2016 - 2017

0618-2303-01
  Truth                                                                                                
FACULTY OF HUMANITIES
Ofra RechterGilman-humanities306Mon1800-2000 Sem  2
 
 
University credit hours:  2.0

Course description
Questions about truth have preoccupied philosophy throughout its history. What sorts of things can be true or false? Does truth depend on a relation between what we say or think and things in the world? Can there be in-principle unknowable truths? Why should it matter whether our beliefs are true or not? Is truth the end of inquiry? What distinguishes between the content of a true statement and its truth? What is special about the truth predicate? Is there such a property - truth - that attaches to things we say or believe? Many philosophers have held that there is, but attempts to provide an adequate account of that property have run into difficulties. We will learn about some of these attempts and some proposed ways around these obstacles. Some philosophers deny that there is philosophical interest in a positive account of truth.

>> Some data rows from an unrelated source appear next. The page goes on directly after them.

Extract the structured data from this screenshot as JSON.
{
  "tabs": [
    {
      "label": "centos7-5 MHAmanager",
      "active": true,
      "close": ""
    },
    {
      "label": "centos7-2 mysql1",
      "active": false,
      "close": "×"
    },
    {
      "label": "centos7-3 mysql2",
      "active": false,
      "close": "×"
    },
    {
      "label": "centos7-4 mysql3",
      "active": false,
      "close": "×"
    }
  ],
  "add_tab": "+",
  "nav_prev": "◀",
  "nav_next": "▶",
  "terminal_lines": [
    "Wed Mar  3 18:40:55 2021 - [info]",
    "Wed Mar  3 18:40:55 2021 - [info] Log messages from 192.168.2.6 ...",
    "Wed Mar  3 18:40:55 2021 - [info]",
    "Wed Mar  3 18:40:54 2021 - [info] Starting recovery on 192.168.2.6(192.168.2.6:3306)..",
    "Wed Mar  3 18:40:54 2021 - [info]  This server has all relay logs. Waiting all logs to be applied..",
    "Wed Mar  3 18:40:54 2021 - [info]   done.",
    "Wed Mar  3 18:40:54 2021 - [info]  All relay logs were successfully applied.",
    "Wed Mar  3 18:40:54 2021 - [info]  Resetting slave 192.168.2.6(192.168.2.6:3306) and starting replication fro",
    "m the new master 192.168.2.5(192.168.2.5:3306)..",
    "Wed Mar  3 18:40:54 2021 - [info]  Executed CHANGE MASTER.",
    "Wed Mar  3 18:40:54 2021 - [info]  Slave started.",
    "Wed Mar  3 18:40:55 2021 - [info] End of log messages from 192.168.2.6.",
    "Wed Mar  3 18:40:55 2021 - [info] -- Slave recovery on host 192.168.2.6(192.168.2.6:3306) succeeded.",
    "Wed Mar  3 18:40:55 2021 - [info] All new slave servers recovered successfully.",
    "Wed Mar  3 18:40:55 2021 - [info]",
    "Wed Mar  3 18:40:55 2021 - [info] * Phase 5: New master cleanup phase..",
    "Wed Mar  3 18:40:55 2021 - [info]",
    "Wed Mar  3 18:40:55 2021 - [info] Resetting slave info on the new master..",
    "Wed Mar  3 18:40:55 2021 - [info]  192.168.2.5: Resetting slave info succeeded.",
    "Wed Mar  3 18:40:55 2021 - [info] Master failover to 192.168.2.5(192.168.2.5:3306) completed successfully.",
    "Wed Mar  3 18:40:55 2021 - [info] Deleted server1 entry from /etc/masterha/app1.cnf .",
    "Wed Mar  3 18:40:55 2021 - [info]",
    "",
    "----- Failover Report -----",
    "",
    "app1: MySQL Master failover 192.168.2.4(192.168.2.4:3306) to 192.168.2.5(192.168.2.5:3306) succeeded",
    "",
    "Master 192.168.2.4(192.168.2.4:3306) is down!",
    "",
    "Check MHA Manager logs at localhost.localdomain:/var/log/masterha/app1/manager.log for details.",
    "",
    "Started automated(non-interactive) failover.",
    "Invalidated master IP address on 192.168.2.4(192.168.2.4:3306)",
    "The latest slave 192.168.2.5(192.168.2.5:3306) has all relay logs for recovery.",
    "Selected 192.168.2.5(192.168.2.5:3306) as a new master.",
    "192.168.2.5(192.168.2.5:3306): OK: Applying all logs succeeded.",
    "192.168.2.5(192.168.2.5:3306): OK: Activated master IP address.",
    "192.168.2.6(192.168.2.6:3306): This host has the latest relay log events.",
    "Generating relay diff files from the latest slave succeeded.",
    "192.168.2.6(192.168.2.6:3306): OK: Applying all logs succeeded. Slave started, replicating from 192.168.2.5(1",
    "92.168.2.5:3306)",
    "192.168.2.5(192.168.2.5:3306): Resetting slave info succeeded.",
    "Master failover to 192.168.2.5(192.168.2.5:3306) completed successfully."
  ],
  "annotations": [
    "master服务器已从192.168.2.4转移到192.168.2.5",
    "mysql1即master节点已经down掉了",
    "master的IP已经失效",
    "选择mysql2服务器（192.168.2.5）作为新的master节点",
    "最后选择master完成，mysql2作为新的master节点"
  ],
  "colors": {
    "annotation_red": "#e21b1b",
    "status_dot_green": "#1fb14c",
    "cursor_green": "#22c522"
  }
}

We'll consider some salient motivations for taking a philosophical interest in such an account, and in theories or definitions of truth. By these means we'll uncover surprising consequences of some of the most elementary and apparently trivial properties of the concept of truth and of the truth predicate. Readings from Plato, Leibniz, Kant, Frege, Russell, James, Ramesy, Quine, Dummett, Tarski, Davidson, Kripke, Putnam, Field.